Senza il ponte di Sabbioncello la Croazia perde Schengen

Scritto da Mauro Manzin, «Il Piccolo», 31/10/13
giovedì 31 ottobre 2013
TRIESTE – Dissinnescata, almeno in apparenza, la mina “lex Perkovic” relativa all’estradizione in Germania dell’anziano 007 titino accusato di omicidio di un fuoriuscito croato, sulla strada della Croazia verso il regime di Schengen ora si frappone un altro ostacolo che si chiama ponte di Sabbioncello, Peljesac in croato, che dovrebbe “scavalcare” l’insenatura (bosniaca) di Neum in direzione Ragusa (Dubrovnik). Senza quest’opera, infatti, la Croazia non avrebeb quella continuità territoriale che è una condizione “sine qua non” per entrare nel “club” senza frontiere di Schengen. E Zagabria si trova ora di fronte a due ostacoli: il tempo (tre anni per completare l’adeguamento ai criteri di Schengen) e di struttura (realizzare nello stesso tempo il ponte) per poter entrare nell’area nel 2015 come più volte affermato dal governo Milanovic. I consulenti francesi dovrebbero a breve presentare i risultati del loro lavoro relativi al progetto di fattibilità dell’infrastruttura e del co-finanziamento dell’opera da parte dell’Unione europea.
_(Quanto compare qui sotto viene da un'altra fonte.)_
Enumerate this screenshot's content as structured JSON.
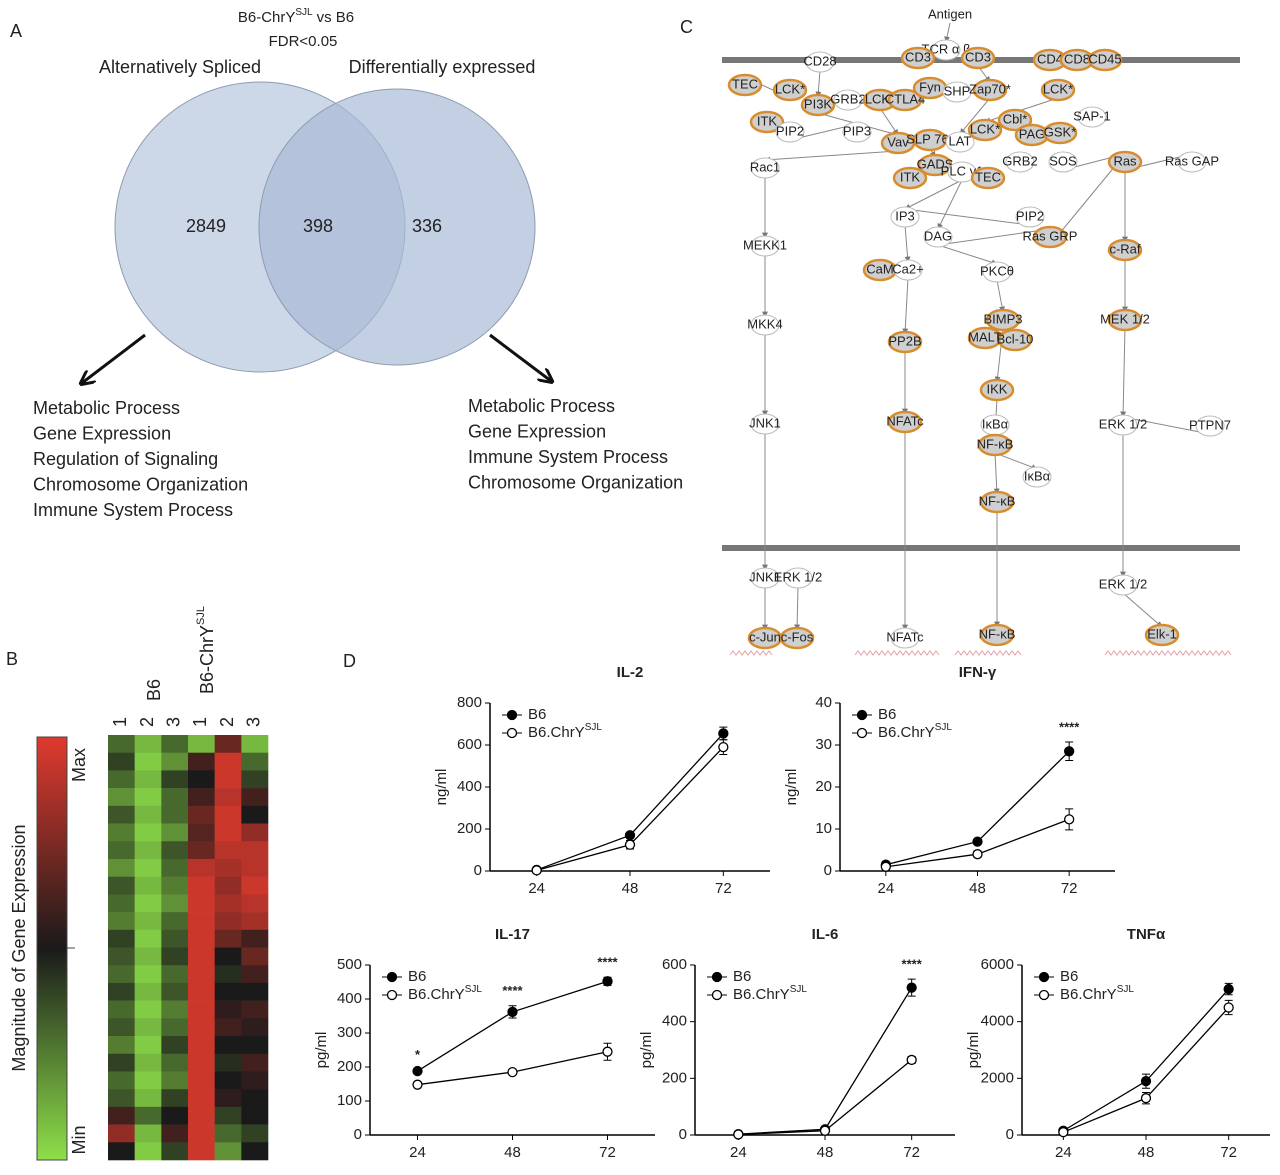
{
  "panel_a": {
    "letter": "A",
    "title_main": "B6-ChrY",
    "title_sup": "SJL",
    "title_rest": "vs B6",
    "subtitle": "FDR<0.05",
    "left_label": "Alternatively Spliced",
    "right_label": "Differentially expressed",
    "left_only": 2849,
    "both": 398,
    "right_only": 336,
    "left_terms": [
      "Metabolic Process",
      "Gene Expression",
      "Regulation of Signaling",
      "Chromosome Organization",
      "Immune System Process"
    ],
    "right_terms": [
      "Metabolic Process",
      "Gene Expression",
      "Immune System Process",
      "Chromosome Organization"
    ]
  },
  "panel_b": {
    "letter": "B",
    "group1": "B6",
    "group2_main": "B6-ChrY",
    "group2_sup": "SJL",
    "columns": [
      "1",
      "2",
      "3",
      "1",
      "2",
      "3"
    ],
    "scale_title": "Magnitude of Gene Expression",
    "scale_max": "Max",
    "scale_min": "Min",
    "matrix": [
      [
        0.3,
        0.1,
        0.3,
        0.1,
        0.7,
        0.1
      ],
      [
        0.4,
        0.05,
        0.2,
        0.6,
        0.95,
        0.3
      ],
      [
        0.3,
        0.1,
        0.4,
        0.5,
        0.95,
        0.4
      ],
      [
        0.2,
        0.05,
        0.3,
        0.6,
        0.9,
        0.6
      ],
      [
        0.35,
        0.1,
        0.3,
        0.7,
        0.95,
        0.5
      ],
      [
        0.25,
        0.05,
        0.2,
        0.65,
        0.95,
        0.8
      ],
      [
        0.3,
        0.1,
        0.35,
        0.7,
        0.9,
        0.9
      ],
      [
        0.2,
        0.05,
        0.3,
        0.9,
        0.85,
        0.9
      ],
      [
        0.35,
        0.1,
        0.25,
        0.95,
        0.8,
        0.95
      ],
      [
        0.3,
        0.05,
        0.2,
        0.95,
        0.85,
        0.9
      ],
      [
        0.25,
        0.1,
        0.3,
        0.95,
        0.8,
        0.85
      ],
      [
        0.4,
        0.05,
        0.35,
        0.95,
        0.7,
        0.6
      ],
      [
        0.35,
        0.1,
        0.4,
        0.95,
        0.5,
        0.7
      ],
      [
        0.3,
        0.05,
        0.3,
        0.95,
        0.45,
        0.6
      ],
      [
        0.4,
        0.1,
        0.35,
        0.95,
        0.5,
        0.5
      ],
      [
        0.3,
        0.05,
        0.25,
        0.95,
        0.55,
        0.6
      ],
      [
        0.35,
        0.1,
        0.3,
        0.95,
        0.6,
        0.55
      ],
      [
        0.25,
        0.05,
        0.4,
        0.95,
        0.5,
        0.5
      ],
      [
        0.4,
        0.1,
        0.3,
        0.95,
        0.45,
        0.6
      ],
      [
        0.3,
        0.05,
        0.25,
        0.95,
        0.5,
        0.55
      ],
      [
        0.35,
        0.1,
        0.4,
        0.95,
        0.55,
        0.5
      ],
      [
        0.6,
        0.3,
        0.5,
        0.95,
        0.4,
        0.5
      ],
      [
        0.8,
        0.1,
        0.6,
        0.95,
        0.3,
        0.4
      ],
      [
        0.5,
        0.05,
        0.4,
        0.95,
        0.2,
        0.5
      ]
    ]
  },
  "panel_c": {
    "letter": "C",
    "nodes": [
      {
        "label": "Antigen",
        "highlighted": false
      },
      {
        "label": "CD28",
        "highlighted": false
      },
      {
        "label": "TCR α β",
        "highlighted": false
      },
      {
        "label": "CD3",
        "highlighted": true
      },
      {
        "label": "CD3",
        "highlighted": true
      },
      {
        "label": "CD4",
        "highlighted": true
      },
      {
        "label": "CD8",
        "highlighted": true
      },
      {
        "label": "CD45",
        "highlighted": true
      },
      {
        "label": "TEC",
        "highlighted": true
      },
      {
        "label": "LCK*",
        "highlighted": true
      },
      {
        "label": "PI3K",
        "highlighted": true
      },
      {
        "label": "GRB2",
        "highlighted": false
      },
      {
        "label": "LCK*",
        "highlighted": true
      },
      {
        "label": "CTLA4",
        "highlighted": true
      },
      {
        "label": "Fyn",
        "highlighted": true
      },
      {
        "label": "SHP",
        "highlighted": false
      },
      {
        "label": "Zap70*",
        "highlighted": true
      },
      {
        "label": "LCK*",
        "highlighted": true
      },
      {
        "label": "SAP-1",
        "highlighted": false
      },
      {
        "label": "ITK",
        "highlighted": true
      },
      {
        "label": "PIP2",
        "highlighted": false
      },
      {
        "label": "PIP3",
        "highlighted": false
      },
      {
        "label": "Vav",
        "highlighted": true
      },
      {
        "label": "SLP 76*",
        "highlighted": true
      },
      {
        "label": "LAT",
        "highlighted": false
      },
      {
        "label": "LCK*",
        "highlighted": true
      },
      {
        "label": "Cbl*",
        "highlighted": true
      },
      {
        "label": "PAG",
        "highlighted": true
      },
      {
        "label": "GSK*",
        "highlighted": true
      },
      {
        "label": "Rac1",
        "highlighted": false
      },
      {
        "label": "GADS",
        "highlighted": true
      },
      {
        "label": "PLC γ1",
        "highlighted": false
      },
      {
        "label": "ITK",
        "highlighted": true
      },
      {
        "label": "TEC",
        "highlighted": true
      },
      {
        "label": "GRB2",
        "highlighted": false
      },
      {
        "label": "SOS",
        "highlighted": false
      },
      {
        "label": "Ras",
        "highlighted": true
      },
      {
        "label": "Ras GAP",
        "highlighted": false
      },
      {
        "label": "IP3",
        "highlighted": false
      },
      {
        "label": "PIP2",
        "highlighted": false
      },
      {
        "label": "DAG",
        "highlighted": false
      },
      {
        "label": "Ras GRP",
        "highlighted": true
      },
      {
        "label": "MEKK1",
        "highlighted": false
      },
      {
        "label": "c-Raf",
        "highlighted": true
      },
      {
        "label": "CaM",
        "highlighted": true
      },
      {
        "label": "Ca2+",
        "highlighted": false
      },
      {
        "label": "PKCθ",
        "highlighted": false
      },
      {
        "label": "BIMP3",
        "highlighted": true
      },
      {
        "label": "MALT",
        "highlighted": true
      },
      {
        "label": "Bcl-10",
        "highlighted": true
      },
      {
        "label": "MEK 1/2",
        "highlighted": true
      },
      {
        "label": "MKK4",
        "highlighted": false
      },
      {
        "label": "PP2B",
        "highlighted": true
      },
      {
        "label": "IKK",
        "highlighted": true
      },
      {
        "label": "JNK1",
        "highlighted": false
      },
      {
        "label": "NFATc",
        "highlighted": true
      },
      {
        "label": "IκBα",
        "highlighted": false
      },
      {
        "label": "NF-κB",
        "highlighted": true
      },
      {
        "label": "ERK 1/2",
        "highlighted": false
      },
      {
        "label": "PTPN7",
        "highlighted": false
      },
      {
        "label": "IκBα",
        "highlighted": false
      },
      {
        "label": "NF-κB",
        "highlighted": true
      },
      {
        "label": "JNK1",
        "highlighted": false
      },
      {
        "label": "ERK 1/2",
        "highlighted": false
      },
      {
        "label": "NFATc",
        "highlighted": false
      },
      {
        "label": "NF-κB",
        "highlighted": true
      },
      {
        "label": "ERK 1/2",
        "highlighted": false
      },
      {
        "label": "c-Jun",
        "highlighted": true
      },
      {
        "label": "c-Fos",
        "highlighted": true
      },
      {
        "label": "Elk-1",
        "highlighted": true
      }
    ]
  },
  "panel_d_letter": "D",
  "chart_data": [
    {
      "type": "line",
      "title": "IL-2",
      "y_label": "ng/ml",
      "categories": [
        24,
        48,
        72
      ],
      "ylim": [
        0,
        800
      ],
      "yticks": [
        0,
        200,
        400,
        600,
        800
      ],
      "series": [
        {
          "name": "B6",
          "filled": true,
          "color": "#000000",
          "values": [
            5,
            170,
            655
          ],
          "errors": [
            0,
            10,
            30
          ]
        },
        {
          "name": "B6.ChrY",
          "name_sup": "SJL",
          "filled": false,
          "color": "#000000",
          "values": [
            3,
            125,
            590
          ],
          "errors": [
            0,
            20,
            35
          ]
        }
      ],
      "annotations": []
    },
    {
      "type": "line",
      "title": "IFN-γ",
      "y_label": "ng/ml",
      "categories": [
        24,
        48,
        72
      ],
      "ylim": [
        0,
        40
      ],
      "yticks": [
        0,
        10,
        20,
        30,
        40
      ],
      "series": [
        {
          "name": "B6",
          "filled": true,
          "color": "#000000",
          "values": [
            1.5,
            7,
            28.5
          ],
          "errors": [
            0.3,
            0.3,
            2.2
          ]
        },
        {
          "name": "B6.ChrY",
          "name_sup": "SJL",
          "filled": false,
          "color": "#000000",
          "values": [
            1,
            4,
            12.3
          ],
          "errors": [
            0.3,
            0.8,
            2.5
          ]
        }
      ],
      "annotations": [
        {
          "x": 72,
          "text": "****"
        }
      ]
    },
    {
      "type": "line",
      "title": "IL-17",
      "y_label": "pg/ml",
      "categories": [
        24,
        48,
        72
      ],
      "ylim": [
        0,
        500
      ],
      "yticks": [
        0,
        100,
        200,
        300,
        400,
        500
      ],
      "series": [
        {
          "name": "B6",
          "filled": true,
          "color": "#000000",
          "values": [
            188,
            362,
            452
          ],
          "errors": [
            5,
            18,
            12
          ]
        },
        {
          "name": "B6.ChrY",
          "name_sup": "SJL",
          "filled": false,
          "color": "#000000",
          "values": [
            148,
            185,
            245
          ],
          "errors": [
            3,
            4,
            25
          ]
        }
      ],
      "annotations": [
        {
          "x": 24,
          "text": "*"
        },
        {
          "x": 48,
          "text": "****"
        },
        {
          "x": 72,
          "text": "****"
        }
      ]
    },
    {
      "type": "line",
      "title": "IL-6",
      "y_label": "pg/ml",
      "categories": [
        24,
        48,
        72
      ],
      "ylim": [
        0,
        600
      ],
      "yticks": [
        0,
        200,
        400,
        600
      ],
      "series": [
        {
          "name": "B6",
          "filled": true,
          "color": "#000000",
          "values": [
            3,
            20,
            520
          ],
          "errors": [
            1,
            5,
            30
          ]
        },
        {
          "name": "B6.ChrY",
          "name_sup": "SJL",
          "filled": false,
          "color": "#000000",
          "values": [
            2,
            15,
            265
          ],
          "errors": [
            1,
            3,
            12
          ]
        }
      ],
      "annotations": [
        {
          "x": 72,
          "text": "****"
        }
      ]
    },
    {
      "type": "line",
      "title": "TNFα",
      "y_label": "pg/ml",
      "categories": [
        24,
        48,
        72
      ],
      "ylim": [
        0,
        6000
      ],
      "yticks": [
        0,
        2000,
        4000,
        6000
      ],
      "series": [
        {
          "name": "B6",
          "filled": true,
          "color": "#000000",
          "values": [
            150,
            1900,
            5150
          ],
          "errors": [
            30,
            250,
            200
          ]
        },
        {
          "name": "B6.ChrY",
          "name_sup": "SJL",
          "filled": false,
          "color": "#000000",
          "values": [
            100,
            1300,
            4500
          ],
          "errors": [
            30,
            200,
            250
          ]
        }
      ],
      "annotations": []
    }
  ]
}
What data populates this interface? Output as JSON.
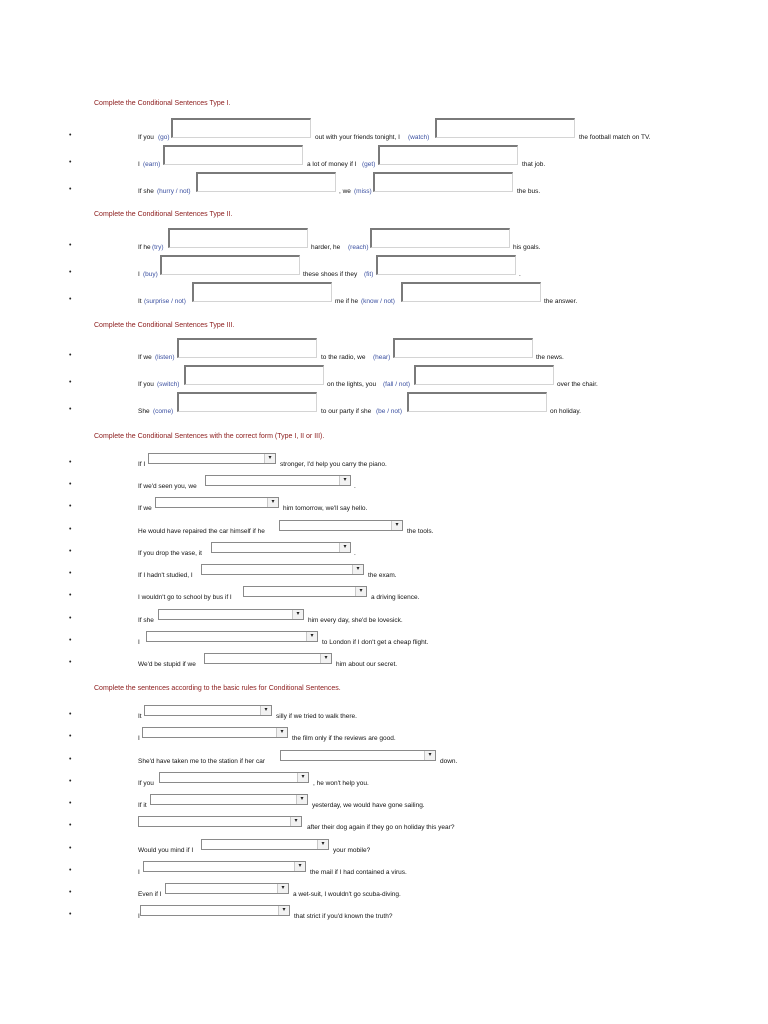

Scartata anche a Burxelles l’opzione del tunnel o di una rete di collegamenti via traghetto restano in ballo due possibilità: il ponte, per l’appunto, e un corridoio sulla terra ferma. Il ponte, i cui progetti sono praticamente pronti, costerebbe 285 milioni di euro e soddisferebbe i ciriteri di connettività, libera disponibilità e sicurezza chiesti dal regime di Schengen. Il corridoio “terrestre” costerebbe meno ma, per soddisfare i criteri di Schengen, dovrebbe essere una “fetta” extraterritoriale con recinzioni sicure da ambo i lati per scongiurare qualsiasi accesso sul territorio bosniaco. Sarajevo, per ora, nicchia, si è detta contraria al ponte e pone mille cavilli per la soluzione “terrestre”. Il premier croato Zoran Milanovic. dal canto suo, dopo un iniziale favore boccia l’opzione “corridoio” e punta tutto sul ponte. Alla fine, anche qui, sarà l’Europa a “dover” fare la voce grossa. (m. man.)